Nicht unfehlbar - das hat auch der erste Testlauf gezeigt. Dass es so leicht war, an künstliche Sonne zu kommen, hat mich aber dann doch überrascht. Deshalb lege ich eine zweite Testrunde ein, besuche die Sonnenstudios alle noch einmal.
Kein Zutritt ohne Ausweis
Den Anfang macht wieder „Sunpoint“. Selbstbewusst betrete ich den Laden. „Ich würde gerne 20 Minuten auf die Sonnenbank.“ „Könnte ich bitte deinen Personalausweis sehen?“, fragt die Beraterin hinter dem Empfang, diesmal eine andere als vergangene Woche. „Nein, den habe ich heute leider nicht mitgenommen.“ „Dann kann ich dich leider nicht auf die Sonnenbank lassen, aber wenn du in der Nähe wohnst, kannst du gleich mit deinem Ausweis wieder kommen.“
In der zweiten „Sunpoint“-Filiale wird es mir dagegen wieder leicht gemacht. „Warst du schon einmal auf der Sonnenbank?“ fragt mich die Frau hinter dem Empfang. „Nein, bisher noch nie“, antworte ich. „Dann würde ich dir die leichte Stärke empfehlen, für circa 15 Minuten.“
Wird es in der dritten „Sunpoint“-Filiale genau so einfach gehen, die mit dem „Sonnen erst ab 18“-Schild?

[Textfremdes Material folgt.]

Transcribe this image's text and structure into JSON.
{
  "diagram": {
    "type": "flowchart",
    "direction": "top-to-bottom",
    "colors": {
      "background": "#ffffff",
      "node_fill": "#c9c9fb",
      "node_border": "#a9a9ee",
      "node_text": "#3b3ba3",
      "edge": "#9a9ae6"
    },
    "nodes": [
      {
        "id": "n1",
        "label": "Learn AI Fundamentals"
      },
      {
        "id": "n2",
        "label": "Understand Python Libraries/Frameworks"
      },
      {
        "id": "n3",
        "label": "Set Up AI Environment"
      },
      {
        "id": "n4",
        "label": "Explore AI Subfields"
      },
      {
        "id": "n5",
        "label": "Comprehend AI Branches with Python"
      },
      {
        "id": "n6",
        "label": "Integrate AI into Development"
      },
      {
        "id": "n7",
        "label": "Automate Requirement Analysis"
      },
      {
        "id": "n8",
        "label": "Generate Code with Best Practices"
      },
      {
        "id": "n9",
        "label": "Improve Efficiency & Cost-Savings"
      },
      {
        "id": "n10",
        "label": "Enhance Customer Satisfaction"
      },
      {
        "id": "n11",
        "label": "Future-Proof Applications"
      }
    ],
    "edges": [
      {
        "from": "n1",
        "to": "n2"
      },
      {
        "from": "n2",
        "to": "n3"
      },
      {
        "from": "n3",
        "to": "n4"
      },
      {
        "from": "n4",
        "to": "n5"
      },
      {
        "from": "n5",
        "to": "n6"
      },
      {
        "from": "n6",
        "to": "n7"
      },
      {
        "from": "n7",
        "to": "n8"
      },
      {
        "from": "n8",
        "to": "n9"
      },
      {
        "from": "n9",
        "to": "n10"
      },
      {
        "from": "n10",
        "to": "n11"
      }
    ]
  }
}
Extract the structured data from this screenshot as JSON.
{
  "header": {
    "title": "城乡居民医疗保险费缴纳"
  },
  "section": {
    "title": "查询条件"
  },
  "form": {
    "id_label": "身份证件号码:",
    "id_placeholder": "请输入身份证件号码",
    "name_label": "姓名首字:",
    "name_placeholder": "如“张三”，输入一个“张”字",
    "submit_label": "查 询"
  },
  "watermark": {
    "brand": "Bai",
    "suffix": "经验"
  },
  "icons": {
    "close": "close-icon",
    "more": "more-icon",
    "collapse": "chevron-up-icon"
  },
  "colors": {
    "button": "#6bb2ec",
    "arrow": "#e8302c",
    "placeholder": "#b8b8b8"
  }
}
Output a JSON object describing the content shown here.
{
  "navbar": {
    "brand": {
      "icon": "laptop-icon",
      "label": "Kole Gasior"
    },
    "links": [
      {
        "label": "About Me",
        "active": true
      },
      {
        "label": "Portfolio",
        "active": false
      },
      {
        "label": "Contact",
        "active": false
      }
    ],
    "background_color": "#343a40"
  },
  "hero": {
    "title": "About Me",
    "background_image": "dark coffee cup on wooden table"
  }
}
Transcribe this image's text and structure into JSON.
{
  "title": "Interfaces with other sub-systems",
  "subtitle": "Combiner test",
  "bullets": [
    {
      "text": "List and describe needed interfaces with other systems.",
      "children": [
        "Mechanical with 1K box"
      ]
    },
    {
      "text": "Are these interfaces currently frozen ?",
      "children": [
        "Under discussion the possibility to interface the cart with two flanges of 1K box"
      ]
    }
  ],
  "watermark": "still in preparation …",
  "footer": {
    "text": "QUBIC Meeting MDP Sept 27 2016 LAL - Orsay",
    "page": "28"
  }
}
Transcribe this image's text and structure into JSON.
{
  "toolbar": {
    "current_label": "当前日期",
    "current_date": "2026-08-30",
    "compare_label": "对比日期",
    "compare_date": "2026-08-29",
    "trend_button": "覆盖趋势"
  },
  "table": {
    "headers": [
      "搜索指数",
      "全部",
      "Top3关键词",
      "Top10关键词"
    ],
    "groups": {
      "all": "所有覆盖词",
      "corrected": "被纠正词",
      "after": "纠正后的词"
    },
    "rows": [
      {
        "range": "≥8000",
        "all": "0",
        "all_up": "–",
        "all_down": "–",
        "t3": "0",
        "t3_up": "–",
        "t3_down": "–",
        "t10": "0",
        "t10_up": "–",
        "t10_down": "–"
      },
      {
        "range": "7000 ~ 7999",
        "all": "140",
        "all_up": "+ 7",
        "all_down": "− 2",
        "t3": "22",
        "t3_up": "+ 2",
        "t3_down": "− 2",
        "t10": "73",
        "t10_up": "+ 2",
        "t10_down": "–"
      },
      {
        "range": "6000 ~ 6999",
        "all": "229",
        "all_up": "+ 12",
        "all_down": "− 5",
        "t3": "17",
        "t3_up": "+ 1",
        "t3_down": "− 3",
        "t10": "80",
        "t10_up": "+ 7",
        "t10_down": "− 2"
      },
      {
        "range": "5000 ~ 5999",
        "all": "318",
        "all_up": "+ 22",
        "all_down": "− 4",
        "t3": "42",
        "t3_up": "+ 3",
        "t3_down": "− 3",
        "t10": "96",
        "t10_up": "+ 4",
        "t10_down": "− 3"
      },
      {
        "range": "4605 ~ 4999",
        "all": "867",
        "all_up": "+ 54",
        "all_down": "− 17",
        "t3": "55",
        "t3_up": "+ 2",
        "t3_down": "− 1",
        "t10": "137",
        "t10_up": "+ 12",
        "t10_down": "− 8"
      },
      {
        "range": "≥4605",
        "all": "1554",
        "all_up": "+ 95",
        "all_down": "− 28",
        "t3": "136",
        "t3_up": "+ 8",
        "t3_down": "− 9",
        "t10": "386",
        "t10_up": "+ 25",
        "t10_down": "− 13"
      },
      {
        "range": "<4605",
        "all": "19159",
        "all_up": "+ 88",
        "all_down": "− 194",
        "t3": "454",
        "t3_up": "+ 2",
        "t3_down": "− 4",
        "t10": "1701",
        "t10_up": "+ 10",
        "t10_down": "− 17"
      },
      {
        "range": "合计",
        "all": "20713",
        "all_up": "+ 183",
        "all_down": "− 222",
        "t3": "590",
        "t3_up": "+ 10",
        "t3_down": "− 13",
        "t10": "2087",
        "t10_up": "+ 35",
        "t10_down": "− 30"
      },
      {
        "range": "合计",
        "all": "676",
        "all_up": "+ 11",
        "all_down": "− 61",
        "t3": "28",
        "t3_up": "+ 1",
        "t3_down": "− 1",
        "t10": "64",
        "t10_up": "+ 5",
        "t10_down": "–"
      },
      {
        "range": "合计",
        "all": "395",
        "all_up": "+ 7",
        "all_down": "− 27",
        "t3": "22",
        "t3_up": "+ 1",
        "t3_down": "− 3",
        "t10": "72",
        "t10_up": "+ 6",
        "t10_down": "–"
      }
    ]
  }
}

Nein, auch hier kommt erst die Ausweis-Frage. „Den habe ich zu Hause, aber ich bin 18 Jahre alt.“ , behaupte ich. „Tut mir Leid, aber ohne deinen Ausweis kann ich dich leider nicht reinlassen.“ Und auch in der vierten Sunpoint Filiale, in der ich letzte Woche ohne weiteres auf die Sonnenbank gelassen wurde, wird diesmal nachgehakt, ohne Ausweis habe ich letztendlich keinen Zutritt.
Als nächstes steht der Besuch bei „California Sun“ an. Wieder versuche ich es bei zwei Studios dieser Kette. Und auch hier werde ich ohne weiteres, genau wie letzte Woche, auf die Sonnenbank gelassen. Auch bei „Ayk“ und „Sun in“ bleibt das alte Muster bestehen. Nach meinem Ausweis wird nicht gefragt, eine Kundenberatung erhalte ich auch nicht und darf abermals in die Kabine. Das erschreckende Fazit lautet also insgesamt: Fünf von zehn der getesteten Sonnenstudios hätten mich ohne Vorlage meines Personalausweises unter die Sonnenbank gelassen.